By Nkiruka Nnorom
At the backdrop of massive exit of foreign portfolio investors (FPI) from the Nigerian capital market as well as drop in total capital importation into the county, investment experts have indicated the need for the Federal Government (FG) to put policies in place that would facilitate the reversal of the capital outflows.
They also advocated for an increased investment in the agriculture sector if Nigeria hopes to raise its earnings from the non-oil sector post-COVID-19 pandemic.
The financial experts at EFG Hermes, a financial services company, who spoke at the company’s first virtual annual Investors Conference Media Roundtable, projected that exchange rate would hit N420 per dollar by the end of this year.
Latest report on capital importation by the National Bureau of Statistics (NBS) showed that total capital importation into the country fell by 31.19 percent year-on-year in the first quarter ended March 31, 2020 (Q1’20) to $5.85 billion from $6.30 billion in Q1’19.
Also, data from the Nigerian Stock Exchange (NSE) also showed that FPI commitment in equities fell to N35.24 billion in May, 2020 from N53.18 billion In April, indicating 33.7 percent decline.

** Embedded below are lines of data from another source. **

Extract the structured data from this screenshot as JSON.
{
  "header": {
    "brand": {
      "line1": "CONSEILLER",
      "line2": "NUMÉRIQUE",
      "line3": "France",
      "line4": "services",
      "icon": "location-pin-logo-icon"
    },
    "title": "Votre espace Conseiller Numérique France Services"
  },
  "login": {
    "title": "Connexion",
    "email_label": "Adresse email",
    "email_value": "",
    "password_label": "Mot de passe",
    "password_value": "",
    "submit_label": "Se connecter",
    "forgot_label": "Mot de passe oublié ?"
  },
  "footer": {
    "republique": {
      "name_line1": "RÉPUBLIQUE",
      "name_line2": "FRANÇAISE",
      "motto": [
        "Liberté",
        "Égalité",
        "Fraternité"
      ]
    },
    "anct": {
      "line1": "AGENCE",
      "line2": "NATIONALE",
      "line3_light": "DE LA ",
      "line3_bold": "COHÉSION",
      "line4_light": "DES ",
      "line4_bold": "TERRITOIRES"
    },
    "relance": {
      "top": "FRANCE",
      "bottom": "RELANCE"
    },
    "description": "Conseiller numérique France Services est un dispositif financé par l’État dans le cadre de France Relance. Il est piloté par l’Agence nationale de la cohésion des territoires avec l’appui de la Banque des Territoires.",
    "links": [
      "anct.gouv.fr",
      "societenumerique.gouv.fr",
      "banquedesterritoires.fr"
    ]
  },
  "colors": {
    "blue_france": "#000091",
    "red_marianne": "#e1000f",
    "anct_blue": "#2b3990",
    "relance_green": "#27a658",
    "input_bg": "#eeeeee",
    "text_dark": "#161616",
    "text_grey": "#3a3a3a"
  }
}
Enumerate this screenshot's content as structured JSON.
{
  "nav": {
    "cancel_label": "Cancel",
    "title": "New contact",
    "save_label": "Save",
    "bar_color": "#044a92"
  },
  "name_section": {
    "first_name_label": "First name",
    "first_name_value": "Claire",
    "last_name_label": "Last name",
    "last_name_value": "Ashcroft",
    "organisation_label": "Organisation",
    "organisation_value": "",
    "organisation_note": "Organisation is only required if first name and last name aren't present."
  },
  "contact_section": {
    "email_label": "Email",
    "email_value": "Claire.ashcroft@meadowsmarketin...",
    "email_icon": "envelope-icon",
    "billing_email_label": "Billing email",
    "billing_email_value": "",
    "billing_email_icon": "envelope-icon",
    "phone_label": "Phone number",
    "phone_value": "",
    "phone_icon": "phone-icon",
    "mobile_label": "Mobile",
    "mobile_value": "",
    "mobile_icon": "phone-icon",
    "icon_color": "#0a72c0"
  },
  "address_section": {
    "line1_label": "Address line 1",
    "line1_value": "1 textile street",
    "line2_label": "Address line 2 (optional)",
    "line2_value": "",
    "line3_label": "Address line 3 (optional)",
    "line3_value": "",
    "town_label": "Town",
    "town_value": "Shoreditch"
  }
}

Speaking at the event, Ali Khalpey, CEO, EFG Hermes Frontier, said investors are wary of investing in climes where uncertain policy environment makes it difficult to repatriate funds and cited concerns from investors trapped in Nigeria’s debt market due to low dollar liquidity.
He said: “Liberalisation policies need to be accelerated. You can’t trap people into markets because once they are able to get out, they won’t come back again. Nigeria needs to be compelling to attract needed capital into the country.
“Once you cannot take money out, you cannot put money in. The authority should help companies to facilitate repatriation of fund.”
Also speaking, Kato Mukuru, Head, Frontier Research, EFG Hermes, said: “There is a lot of uncertainty as regards consumption. There is a huge gap in exchange rate. What we need to do is to go back to the days where there is no gap in exchange rate. People are not going to spend money when they are not sure about price stability. Foreign exchange rate is key to everything. We are forecasting N420/$1 by the end of the year.
“We also seek clarity on policies, taxation and intervention affecting consumer spending. Once the market gets clarity, things will change.”